Beyond technical issues surrounding data capture, issues concerning the representativeness of the patient population are also important. Indeed, the demographics of individuals posting on social media are rarely known. Where it is possible to garner this information, data show active users tend to be younger, women, more highly educated and less acutely ill or functionally impaired [30, 31], presenting issues of external validity. Indeed, the ‘digital divide’ in Internet usage has been well documented; although recent reports suggest Internet usage in adults aged over 65 years has doubled in recent decades, older adults (>75 years) and those with functional impairment remain less likely to engage in health-related Internet usage [31]. It is also possible that, for older adults, younger carers or relatives may be engaging online on the patient’s behalf. It is essential to quantify demographic disparities in order to apply analytical strategies that help mitigate biases in patient representativeness (e.g. stratified sampling). Identifying proxies for demographic information is one potential solution for this; recent work has used machine learning techniques to show that features extracted from patients’ user names can be used to accurately infer patient demographics [32].
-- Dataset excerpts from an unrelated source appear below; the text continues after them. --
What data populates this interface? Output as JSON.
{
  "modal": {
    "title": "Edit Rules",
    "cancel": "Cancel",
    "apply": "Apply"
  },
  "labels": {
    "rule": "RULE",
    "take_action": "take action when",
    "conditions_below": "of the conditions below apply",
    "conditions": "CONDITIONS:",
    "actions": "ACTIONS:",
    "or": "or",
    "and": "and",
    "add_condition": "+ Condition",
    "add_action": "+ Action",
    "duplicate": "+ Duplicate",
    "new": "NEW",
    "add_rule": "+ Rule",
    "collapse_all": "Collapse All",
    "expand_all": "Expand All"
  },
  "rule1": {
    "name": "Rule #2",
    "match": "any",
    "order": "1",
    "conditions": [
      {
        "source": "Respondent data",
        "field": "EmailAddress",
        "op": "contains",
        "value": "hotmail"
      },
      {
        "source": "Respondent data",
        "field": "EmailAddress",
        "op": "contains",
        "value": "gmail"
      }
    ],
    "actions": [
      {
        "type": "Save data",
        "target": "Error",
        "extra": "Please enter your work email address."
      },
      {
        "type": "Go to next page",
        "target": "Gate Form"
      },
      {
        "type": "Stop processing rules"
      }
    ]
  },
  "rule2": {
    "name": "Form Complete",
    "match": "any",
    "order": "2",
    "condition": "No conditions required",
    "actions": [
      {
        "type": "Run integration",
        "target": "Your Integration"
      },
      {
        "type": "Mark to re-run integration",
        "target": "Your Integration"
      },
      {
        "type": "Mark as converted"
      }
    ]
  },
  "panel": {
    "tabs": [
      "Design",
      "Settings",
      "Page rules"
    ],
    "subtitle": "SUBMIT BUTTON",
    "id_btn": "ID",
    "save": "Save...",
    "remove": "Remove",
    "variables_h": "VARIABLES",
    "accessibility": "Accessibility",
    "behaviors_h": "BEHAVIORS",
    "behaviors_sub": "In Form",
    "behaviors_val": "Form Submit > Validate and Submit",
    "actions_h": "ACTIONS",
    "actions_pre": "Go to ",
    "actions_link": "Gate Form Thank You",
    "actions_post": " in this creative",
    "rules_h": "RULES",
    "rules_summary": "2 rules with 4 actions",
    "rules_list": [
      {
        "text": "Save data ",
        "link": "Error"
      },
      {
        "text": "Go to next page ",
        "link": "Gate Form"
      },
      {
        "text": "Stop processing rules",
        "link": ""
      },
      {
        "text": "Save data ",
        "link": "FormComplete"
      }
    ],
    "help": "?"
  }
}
There may also be nuances in the data captured within social media. For studies that have attempted to validate data from social media with data obtained from traditional sources, further investigation is needed into the extent to which observed differences reflect issues in data quality (e.g. as a result of the limited representation of certain groups) as opposed to more general intricacies in the type of information patients may be more likely to share in online communities (e.g. quality of life events). Importantly, the current notion is not that social media should replace existing patient-reported data, but rather that the observed benefits of these data (rapid, cost-effective and large-scale access to real-world PGHD) should be harnessed to complement existing data sources. However, as the world continues to get more and more connected this needs to be continually assessed.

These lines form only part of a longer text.